I wish I could say the same of Bill Irwin’s George. Though I liked the kinetic, almost Robin Williams quality of his jesting (seeing him trade bons mots with the hapless Nick was like watching McEnroe play tennis with the ball boy) and was won over by his abstract take on the disappointed, cuckolded “associate professor” (as Martha continuously reminds him) he let me down in the last act. That’s when you need George to turn around, to reveal that beneath the animosity is a deep well of concern for his wife — as Richard Burton does so convincingly in the film — and I wasn’t feeling it on Wednesday.

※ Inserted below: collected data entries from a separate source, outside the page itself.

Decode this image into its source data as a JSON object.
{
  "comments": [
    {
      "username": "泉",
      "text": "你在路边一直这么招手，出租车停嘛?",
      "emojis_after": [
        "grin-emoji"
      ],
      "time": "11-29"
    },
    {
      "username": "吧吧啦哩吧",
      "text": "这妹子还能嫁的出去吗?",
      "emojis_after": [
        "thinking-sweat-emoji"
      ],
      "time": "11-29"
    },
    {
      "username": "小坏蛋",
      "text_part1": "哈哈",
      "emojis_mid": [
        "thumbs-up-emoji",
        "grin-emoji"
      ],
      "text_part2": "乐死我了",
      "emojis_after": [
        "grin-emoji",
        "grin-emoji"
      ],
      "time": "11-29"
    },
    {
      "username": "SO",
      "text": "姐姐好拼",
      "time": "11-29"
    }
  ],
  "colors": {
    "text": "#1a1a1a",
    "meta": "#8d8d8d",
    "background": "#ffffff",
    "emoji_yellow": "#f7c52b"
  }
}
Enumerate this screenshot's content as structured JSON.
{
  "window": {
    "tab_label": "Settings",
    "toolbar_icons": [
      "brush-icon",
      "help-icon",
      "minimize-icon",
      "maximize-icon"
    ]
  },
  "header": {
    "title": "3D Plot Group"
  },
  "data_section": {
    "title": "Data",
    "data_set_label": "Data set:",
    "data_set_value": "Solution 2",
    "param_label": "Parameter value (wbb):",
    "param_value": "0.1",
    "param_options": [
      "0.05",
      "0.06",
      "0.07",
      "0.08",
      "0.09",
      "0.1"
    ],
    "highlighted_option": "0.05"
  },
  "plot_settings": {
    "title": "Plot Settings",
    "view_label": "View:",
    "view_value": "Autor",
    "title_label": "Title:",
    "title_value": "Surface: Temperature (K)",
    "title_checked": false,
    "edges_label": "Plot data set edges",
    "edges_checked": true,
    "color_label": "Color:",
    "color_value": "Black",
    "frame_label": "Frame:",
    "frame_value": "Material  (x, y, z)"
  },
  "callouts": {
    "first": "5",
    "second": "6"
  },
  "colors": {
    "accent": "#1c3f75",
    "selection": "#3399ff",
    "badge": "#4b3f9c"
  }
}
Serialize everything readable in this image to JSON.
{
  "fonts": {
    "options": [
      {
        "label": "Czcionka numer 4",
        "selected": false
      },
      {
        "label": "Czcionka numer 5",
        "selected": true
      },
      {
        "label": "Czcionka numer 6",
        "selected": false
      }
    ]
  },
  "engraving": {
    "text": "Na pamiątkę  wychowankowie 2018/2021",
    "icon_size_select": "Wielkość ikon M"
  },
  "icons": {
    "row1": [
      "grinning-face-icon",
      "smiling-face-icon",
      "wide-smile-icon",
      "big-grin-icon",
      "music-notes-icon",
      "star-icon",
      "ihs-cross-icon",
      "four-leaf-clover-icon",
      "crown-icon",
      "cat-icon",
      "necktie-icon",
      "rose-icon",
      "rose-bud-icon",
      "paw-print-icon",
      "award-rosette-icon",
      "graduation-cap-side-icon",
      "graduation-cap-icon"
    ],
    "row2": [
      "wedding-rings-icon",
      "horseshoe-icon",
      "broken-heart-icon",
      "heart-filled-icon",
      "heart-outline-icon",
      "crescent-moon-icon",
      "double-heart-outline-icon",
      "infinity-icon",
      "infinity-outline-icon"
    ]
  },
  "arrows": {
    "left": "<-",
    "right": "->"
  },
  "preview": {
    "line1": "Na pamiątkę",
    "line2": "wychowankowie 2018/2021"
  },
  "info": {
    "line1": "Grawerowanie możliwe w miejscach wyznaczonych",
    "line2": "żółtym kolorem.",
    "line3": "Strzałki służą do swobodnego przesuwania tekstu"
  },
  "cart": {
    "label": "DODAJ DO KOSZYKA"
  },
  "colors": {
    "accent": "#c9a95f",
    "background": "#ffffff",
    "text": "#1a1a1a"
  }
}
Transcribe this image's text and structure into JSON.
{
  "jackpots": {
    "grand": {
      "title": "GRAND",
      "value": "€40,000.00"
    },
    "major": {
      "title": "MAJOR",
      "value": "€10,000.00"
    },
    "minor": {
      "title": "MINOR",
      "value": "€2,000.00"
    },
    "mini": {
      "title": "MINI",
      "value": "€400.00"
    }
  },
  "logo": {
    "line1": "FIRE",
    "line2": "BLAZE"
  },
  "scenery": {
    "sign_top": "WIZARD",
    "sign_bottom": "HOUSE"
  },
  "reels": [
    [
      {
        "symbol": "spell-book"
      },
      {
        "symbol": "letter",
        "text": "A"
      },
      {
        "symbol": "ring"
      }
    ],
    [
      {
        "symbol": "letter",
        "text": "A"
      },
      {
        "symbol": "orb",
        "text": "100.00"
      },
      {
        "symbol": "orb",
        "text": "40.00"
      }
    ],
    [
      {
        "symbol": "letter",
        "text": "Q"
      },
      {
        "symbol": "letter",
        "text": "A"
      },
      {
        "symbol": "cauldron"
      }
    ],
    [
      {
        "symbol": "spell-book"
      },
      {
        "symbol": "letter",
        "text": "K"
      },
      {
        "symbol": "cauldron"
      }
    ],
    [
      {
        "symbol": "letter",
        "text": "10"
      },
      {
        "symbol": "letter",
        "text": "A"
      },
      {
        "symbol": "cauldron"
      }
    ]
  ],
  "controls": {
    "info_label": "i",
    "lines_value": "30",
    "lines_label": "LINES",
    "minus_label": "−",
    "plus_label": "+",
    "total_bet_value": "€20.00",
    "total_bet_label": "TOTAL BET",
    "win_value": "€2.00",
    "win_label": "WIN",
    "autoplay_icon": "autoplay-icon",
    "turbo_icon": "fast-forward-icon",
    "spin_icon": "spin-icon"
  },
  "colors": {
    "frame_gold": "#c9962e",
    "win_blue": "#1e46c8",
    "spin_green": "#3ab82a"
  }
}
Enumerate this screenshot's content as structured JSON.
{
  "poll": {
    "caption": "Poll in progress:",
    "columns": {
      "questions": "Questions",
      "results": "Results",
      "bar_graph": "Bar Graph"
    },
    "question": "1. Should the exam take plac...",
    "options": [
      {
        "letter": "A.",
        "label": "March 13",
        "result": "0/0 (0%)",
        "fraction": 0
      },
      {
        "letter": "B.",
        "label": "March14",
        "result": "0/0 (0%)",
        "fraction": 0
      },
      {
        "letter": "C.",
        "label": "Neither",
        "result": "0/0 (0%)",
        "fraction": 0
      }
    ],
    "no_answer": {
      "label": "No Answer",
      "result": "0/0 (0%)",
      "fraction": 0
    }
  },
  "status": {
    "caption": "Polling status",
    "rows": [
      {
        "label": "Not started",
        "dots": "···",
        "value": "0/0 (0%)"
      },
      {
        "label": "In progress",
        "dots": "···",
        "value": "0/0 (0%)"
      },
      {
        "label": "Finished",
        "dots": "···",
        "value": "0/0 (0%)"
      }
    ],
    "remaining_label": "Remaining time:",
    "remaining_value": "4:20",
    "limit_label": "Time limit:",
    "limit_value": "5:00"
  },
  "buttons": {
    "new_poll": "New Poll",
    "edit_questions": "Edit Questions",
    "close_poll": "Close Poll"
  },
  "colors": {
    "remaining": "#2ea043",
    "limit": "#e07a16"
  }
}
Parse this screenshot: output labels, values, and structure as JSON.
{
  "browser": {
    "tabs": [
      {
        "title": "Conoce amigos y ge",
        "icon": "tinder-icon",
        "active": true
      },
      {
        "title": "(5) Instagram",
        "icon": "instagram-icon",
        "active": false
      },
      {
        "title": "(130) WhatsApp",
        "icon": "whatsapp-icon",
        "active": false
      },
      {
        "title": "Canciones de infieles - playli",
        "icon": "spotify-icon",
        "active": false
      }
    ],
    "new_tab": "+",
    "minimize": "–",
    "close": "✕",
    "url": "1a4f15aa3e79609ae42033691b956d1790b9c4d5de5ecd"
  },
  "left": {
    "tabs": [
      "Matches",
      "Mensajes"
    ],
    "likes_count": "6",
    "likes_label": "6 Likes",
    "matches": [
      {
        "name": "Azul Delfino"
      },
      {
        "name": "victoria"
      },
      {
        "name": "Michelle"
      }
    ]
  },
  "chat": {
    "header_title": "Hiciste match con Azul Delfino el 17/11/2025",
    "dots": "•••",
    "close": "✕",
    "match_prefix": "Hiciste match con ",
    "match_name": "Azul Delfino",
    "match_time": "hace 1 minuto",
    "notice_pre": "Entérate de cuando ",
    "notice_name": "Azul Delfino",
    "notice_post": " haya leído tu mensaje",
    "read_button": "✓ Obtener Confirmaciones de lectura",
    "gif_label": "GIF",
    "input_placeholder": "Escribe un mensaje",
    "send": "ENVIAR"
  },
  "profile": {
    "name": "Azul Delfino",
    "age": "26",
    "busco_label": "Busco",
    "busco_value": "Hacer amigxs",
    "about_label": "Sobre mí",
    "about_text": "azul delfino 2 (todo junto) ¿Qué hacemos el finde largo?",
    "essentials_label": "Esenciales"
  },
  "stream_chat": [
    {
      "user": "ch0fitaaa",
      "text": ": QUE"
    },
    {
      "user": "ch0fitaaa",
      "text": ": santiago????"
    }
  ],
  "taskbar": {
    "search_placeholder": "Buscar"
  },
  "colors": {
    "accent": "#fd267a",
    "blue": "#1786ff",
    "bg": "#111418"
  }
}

Maybe it was an off night, who knows? Wed is a matinee day and after going through that Walpurgisnacht twice the actors may be a bit spent (though Turner didn’t show it). The couple’s evening guests, Nick and Honey (played here by David Harbour and Mireille Enos) are rather hapless foils; though Enos makes the most of her role, milking it for the laughs the playwright built into it, I didn’t find Harbour sexy enough to raise the amount of steam that clouds the evening. All the great lines are in place (“But that’s all blood under the bridge”; “Georgie-porgie, put-upon-pie”) and the play stands up. But since Albee shocked Broadway with its first staging 44 years ago, a lot of people have copied his style; in how many final acts have you seen characters unmasked, forced to face their illusions, psychologically burned to the ground to face the harsh light of Truth?
The amazing thing about George and Martha is that they endure, even their marriage endures. Though Albee was about thirty when he wrote WAVW, it still seems like a young man’s play: fuck you, mom and dad! He even named them after the parents of our country. But as Nick and Honey learn the hard way, no one knows what really holds a marriage together except the two people bound to each other. It is a lesson for the young, and a humbling one.